ÖZEL HABER

Okul kantininde fiyat krizi

Artan hayat pahalılığı, okul kantinlerindeki fiyatları da vurdu. VELİ-DER Antalya Şube Başkanı Tülin Koç, birçok öğrencinin okulda aç kaldığını, beslenme yetersizliğinin öğrenme süreçlerini sekteye uğrattığını ve bu durumun özellikle yoksul ailelerin çocukları için eğitimde ciddi eşitsizliklere yol açtığını belirterek, ücretsiz ve sağlıklı okul yemeği uygulamasının artık ertelenemez bir zorunluluk haline geldiğini söyledi

Okulların açılmasıyla birlikte kantin fiyatlarındaki artış, öğrencilerin beslenme hakkını doğrudan etkiliyor.

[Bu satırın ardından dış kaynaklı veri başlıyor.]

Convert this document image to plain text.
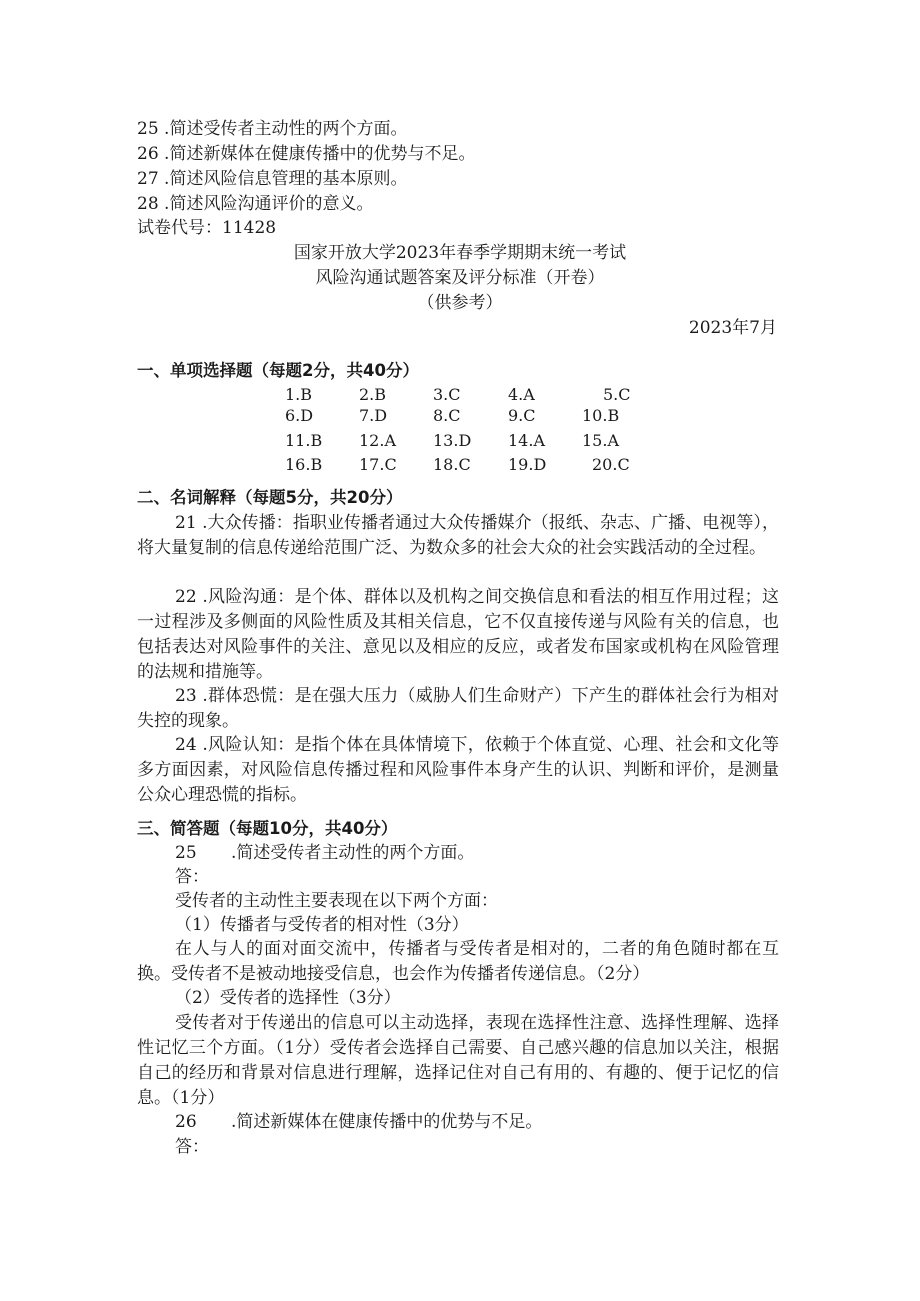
25 .简述受传者主动性的两个方面。
26 .简述新媒体在健康传播中的优势与不足。
27 .简述风险信息管理的基本原则。
28 .简述风险沟通评价的意义。
试卷代号：11428
国家开放大学2023年春季学期期末统一考试
风险沟通试题答案及评分标准（开卷）
（供参考）
2023年7月
一、单项选择题（每题2分，共40分）
1.B	2.B	3.C	4.A	5.C
6.D	7.D	8.C	9.C	10.B
11.B 12.A 13.D 14.A 15.A
16.B 17.C 18.C 19.D	20.C
二、名词解释（每题5分，共20分）
21 .大众传播：指职业传播者通过大众传播媒介（报纸、杂志、广播、电视等），将大量复制的信息传递给范围广泛、为数众多的社会大众的社会实践活动的全过程。
22 .风险沟通：是个体、群体以及机构之间交换信息和看法的相互作用过程；这一过程涉及多侧面的风险性质及其相关信息，它不仅直接传递与风险有关的信息，也包括表达对风险事件的关注、意见以及相应的反应，或者发布国家或机构在风险管理的法规和措施等。
23 .群体恐慌：是在强大压力（威胁人们生命财产）下产生的群体社会行为相对失控的现象。
24 .风险认知：是指个体在具体情境下，依赖于个体直觉、心理、社会和文化等多方面因素，对风险信息传播过程和风险事件本身产生的认识、判断和评价，是测量公众心理恐慌的指标。
三、简答题（每题10分，共40分）
25 .简述受传者主动性的两个方面。
答：
受传者的主动性主要表现在以下两个方面：
（1）传播者与受传者的相对性（3分）
在人与人的面对面交流中，传播者与受传者是相对的，二者的角色随时都在互换。受传者不是被动地接受信息，也会作为传播者传递信息。（2分）
（2）受传者的选择性（3分）
受传者对于传递出的信息可以主动选择，表现在选择性注意、选择性理解、选择性记忆三个方面。（1分）受传者会选择自己需要、自己感兴趣的信息加以关注，根据自己的经历和背景对信息进行理解，选择记住对自己有用的、有趣的、便于记忆的信息。（1分）
26 .简述新媒体在健康传播中的优势与不足。
答：
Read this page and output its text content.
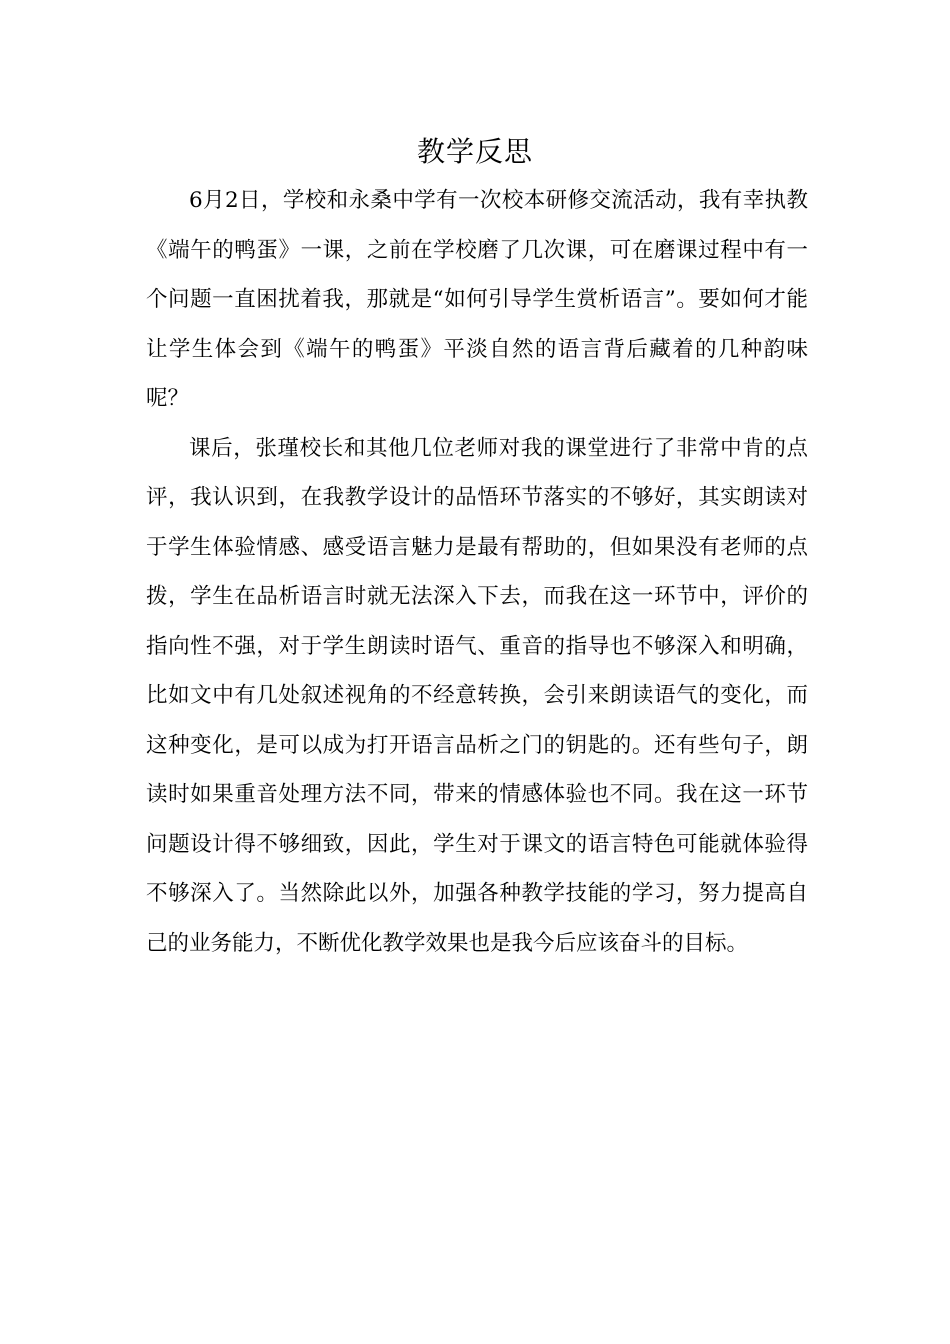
教学反思

6月2日，学校和永桑中学有一次校本研修交流活动，我有幸执教《端午的鸭蛋》一课，之前在学校磨了几次课，可在磨课过程中有一个问题一直困扰着我，那就是“如何引导学生赏析语言”。要如何才能让学生体会到《端午的鸭蛋》平淡自然的语言背后藏着的几种韵味呢？

课后，张瑾校长和其他几位老师对我的课堂进行了非常中肯的点评，我认识到，在我教学设计的品悟环节落实的不够好，其实朗读对于学生体验情感、感受语言魅力是最有帮助的，但如果没有老师的点拨，学生在品析语言时就无法深入下去，而我在这一环节中，评价的指向性不强，对于学生朗读时语气、重音的指导也不够深入和明确，比如文中有几处叙述视角的不经意转换，会引来朗读语气的变化，而这种变化，是可以成为打开语言品析之门的钥匙的。还有些句子，朗读时如果重音处理方法不同，带来的情感体验也不同。我在这一环节问题设计得不够细致，因此，学生对于课文的语言特色可能就体验得不够深入了。当然除此以外，加强各种教学技能的学习，努力提高自己的业务能力，不断优化教学效果也是我今后应该奋斗的目标。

Veli Derneği (VELİ-DER) Antalya Şube Başkanı Tülin Koç, kantin ürünlerine gelen zamların çocukları açlığa ittiğini, birçok öğrencinin teneffüslerde sınıfta kalmayı tercih ettiğini belirtti. Koç, çocukların eğitim hakkının bir parçası olarak ücretsiz, sağlıklı ve dengeli bir öğle yemeğinin devlet tarafından karşılanması gerektiğini vurguladı.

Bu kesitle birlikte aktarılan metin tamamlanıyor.